Avec la crise interminable et la croissance qui hoquète, les politiciens donnaient l’impression d’avoir brûlé toutes leurs cartouches. Plus la moindre fusée pour nous éblouir. Comment lancer un projet un peu ambitieux, promettre des lendemains qui chantent si les caisses restant désespérément vides, plus personne ne croit plus aux promesses ?

Avec la redoutable campagne électorale qui se profile, ils cherchaient désespérément un nouveau truc pour nous jeter la poudre aux yeux, en tout cas le temps d’être réélus. Et ils l’ont trouvé !

Une fois de plus, le gouvernement wallon confirme sa réputation de meilleur magicien d’Europe. Réputation acquise grâce à quelques excellentes attractions.
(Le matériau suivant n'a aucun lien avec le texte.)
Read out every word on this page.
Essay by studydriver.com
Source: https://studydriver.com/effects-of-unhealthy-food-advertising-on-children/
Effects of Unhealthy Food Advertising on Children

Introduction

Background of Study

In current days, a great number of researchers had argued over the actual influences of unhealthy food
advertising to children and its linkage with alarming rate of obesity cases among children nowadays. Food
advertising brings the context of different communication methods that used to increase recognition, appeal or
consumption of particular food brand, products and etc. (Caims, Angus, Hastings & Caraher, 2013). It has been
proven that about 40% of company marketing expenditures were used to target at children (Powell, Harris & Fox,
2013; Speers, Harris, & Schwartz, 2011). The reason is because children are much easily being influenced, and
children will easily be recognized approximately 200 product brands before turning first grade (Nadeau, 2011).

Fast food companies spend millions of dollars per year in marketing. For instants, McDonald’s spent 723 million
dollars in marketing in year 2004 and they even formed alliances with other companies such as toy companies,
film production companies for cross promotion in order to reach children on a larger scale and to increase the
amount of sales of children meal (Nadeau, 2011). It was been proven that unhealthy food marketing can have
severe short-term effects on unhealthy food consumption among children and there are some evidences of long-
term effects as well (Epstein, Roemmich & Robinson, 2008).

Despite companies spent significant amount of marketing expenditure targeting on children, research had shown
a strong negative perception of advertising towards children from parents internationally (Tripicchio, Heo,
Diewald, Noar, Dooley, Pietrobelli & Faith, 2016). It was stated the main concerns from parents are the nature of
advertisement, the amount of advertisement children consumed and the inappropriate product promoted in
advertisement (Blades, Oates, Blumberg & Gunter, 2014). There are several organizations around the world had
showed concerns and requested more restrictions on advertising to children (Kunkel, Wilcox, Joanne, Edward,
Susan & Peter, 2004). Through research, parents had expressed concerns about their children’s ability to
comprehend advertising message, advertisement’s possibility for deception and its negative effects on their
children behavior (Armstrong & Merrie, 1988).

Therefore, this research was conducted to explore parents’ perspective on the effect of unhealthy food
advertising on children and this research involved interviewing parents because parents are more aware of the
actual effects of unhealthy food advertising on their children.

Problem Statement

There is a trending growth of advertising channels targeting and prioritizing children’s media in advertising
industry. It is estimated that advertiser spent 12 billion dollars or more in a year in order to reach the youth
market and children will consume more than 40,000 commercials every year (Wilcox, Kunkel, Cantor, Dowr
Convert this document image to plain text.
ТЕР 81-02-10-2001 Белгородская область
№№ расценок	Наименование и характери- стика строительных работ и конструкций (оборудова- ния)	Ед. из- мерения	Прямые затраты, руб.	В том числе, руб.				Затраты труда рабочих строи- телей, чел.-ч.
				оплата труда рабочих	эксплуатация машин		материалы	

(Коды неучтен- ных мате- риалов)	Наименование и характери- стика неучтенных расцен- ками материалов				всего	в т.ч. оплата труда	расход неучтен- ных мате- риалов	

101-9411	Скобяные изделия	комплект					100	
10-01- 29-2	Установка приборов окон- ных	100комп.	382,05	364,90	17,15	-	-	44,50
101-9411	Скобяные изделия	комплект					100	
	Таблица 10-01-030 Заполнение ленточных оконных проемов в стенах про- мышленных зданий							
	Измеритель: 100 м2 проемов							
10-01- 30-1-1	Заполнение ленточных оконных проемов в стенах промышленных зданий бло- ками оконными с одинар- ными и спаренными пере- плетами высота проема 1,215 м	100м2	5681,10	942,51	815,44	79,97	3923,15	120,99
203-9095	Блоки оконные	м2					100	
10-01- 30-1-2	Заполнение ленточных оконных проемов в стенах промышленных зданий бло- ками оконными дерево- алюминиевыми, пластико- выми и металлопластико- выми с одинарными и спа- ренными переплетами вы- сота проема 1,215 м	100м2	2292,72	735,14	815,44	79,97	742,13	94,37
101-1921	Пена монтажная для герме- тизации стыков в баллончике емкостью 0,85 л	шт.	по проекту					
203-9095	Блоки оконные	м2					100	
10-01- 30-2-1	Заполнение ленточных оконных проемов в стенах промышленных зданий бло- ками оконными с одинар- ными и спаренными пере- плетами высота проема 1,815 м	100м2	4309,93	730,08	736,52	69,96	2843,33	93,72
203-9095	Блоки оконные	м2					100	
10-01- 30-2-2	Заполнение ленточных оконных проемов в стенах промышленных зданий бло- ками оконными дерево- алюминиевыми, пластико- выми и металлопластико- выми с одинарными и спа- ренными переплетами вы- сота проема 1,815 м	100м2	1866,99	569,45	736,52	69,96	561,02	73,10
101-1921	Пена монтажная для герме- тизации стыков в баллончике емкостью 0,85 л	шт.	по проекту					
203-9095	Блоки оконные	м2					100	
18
Transformer la disparition des usines en un progrès puisqu’elle améliore la qualité de l’air, c’était très fort ! De même, célébrer l’augmentation du chômage comme une grande victoire sociale permettant à nos travailleurs de profiter enfin des loisirs et de la vie de famille, chapeau !

Mais il était devenu difficile de prolonger ce spectacle une année encore car les spectateurs commençaient à deviner l’envers du décor. Et ça, c’est mortel pour un prestidigitateur.

Or, voilà que l’école du cirque de Charleroi vient de mettre au point un numéro inédit et original : la tournée permanente. Pas celle des bistrots, ça c’est une affaire bien connue dans la région. Mais celle des administrations.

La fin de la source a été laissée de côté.